View Configuration Properties

As a partner with object groups, views include very flexible data transformation controls that help to frame data into clear definition for analysis, and to filter the data that users can see to limit the access to granular visibility rights. A view definition includes the following kinds of configuration properties:

  • One or more object groups, as well as interval ranges and and streams of data (e.g., isolation keys) that the view will query or analyze
  • Schema transformation rules (i.e., filters and manipulation) to control the presentation and use of the fields within the indexed data as fields/columns in the view
  • Advanced Options such as View Caching where a particular query result can be cached and dynamically updated during live ingestion. Views can also case-insensitive querying, although case-sensitive is the norm for performance.

The Chaos Schema

Views provide a virtual layer over the indexed data with specific changes that can more tightly control the columns and data needed by users. These transforms are flexible options for specifying how to use or render the indexed data content without the burden of custom ETL pipelines or additional indexed data duplication to make those types of custom changes available for analysts.

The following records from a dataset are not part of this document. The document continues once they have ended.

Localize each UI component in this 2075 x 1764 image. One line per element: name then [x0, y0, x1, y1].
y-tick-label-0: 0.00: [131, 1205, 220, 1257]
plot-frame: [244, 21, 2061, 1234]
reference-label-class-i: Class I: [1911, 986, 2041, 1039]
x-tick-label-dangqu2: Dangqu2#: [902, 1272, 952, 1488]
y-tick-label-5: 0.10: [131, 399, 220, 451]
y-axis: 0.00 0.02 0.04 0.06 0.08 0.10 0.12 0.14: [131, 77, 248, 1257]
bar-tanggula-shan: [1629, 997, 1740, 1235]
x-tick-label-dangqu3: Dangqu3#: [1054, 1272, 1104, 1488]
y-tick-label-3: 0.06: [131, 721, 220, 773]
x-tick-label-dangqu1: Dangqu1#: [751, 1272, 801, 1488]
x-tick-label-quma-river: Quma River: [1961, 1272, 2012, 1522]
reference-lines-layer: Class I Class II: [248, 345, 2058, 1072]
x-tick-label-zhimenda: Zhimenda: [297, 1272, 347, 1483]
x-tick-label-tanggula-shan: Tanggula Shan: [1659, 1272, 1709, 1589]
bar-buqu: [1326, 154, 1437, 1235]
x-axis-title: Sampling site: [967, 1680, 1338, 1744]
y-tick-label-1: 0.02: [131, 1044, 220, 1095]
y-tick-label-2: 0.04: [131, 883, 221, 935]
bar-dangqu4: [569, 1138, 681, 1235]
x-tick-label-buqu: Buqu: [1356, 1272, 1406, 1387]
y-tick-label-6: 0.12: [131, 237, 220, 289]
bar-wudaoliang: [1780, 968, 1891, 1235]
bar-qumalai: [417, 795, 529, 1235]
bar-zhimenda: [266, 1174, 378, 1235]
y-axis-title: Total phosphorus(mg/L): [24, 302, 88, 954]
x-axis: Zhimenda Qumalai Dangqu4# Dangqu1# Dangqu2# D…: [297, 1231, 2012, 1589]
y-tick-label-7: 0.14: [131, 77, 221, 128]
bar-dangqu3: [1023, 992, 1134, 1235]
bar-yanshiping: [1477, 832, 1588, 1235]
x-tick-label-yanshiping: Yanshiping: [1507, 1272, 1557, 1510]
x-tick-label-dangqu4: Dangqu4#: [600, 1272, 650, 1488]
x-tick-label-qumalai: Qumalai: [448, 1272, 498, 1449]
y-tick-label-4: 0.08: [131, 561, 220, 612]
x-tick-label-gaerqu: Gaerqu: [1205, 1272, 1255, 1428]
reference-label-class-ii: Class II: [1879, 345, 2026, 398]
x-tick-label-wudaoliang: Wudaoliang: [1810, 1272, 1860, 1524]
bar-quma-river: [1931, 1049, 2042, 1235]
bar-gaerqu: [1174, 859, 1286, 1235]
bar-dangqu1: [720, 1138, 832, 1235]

Schema transformations can dynamically change and materialize columns of the indexed data; they changes are saved as part of the view definition, to make the customizations available for analytics and querying. Transformations only live within the context of the view, where users can benefit from them and see their effects; any other views against the same object groups would see the indexed data as stored in its original form with any transformations as defined in the other views.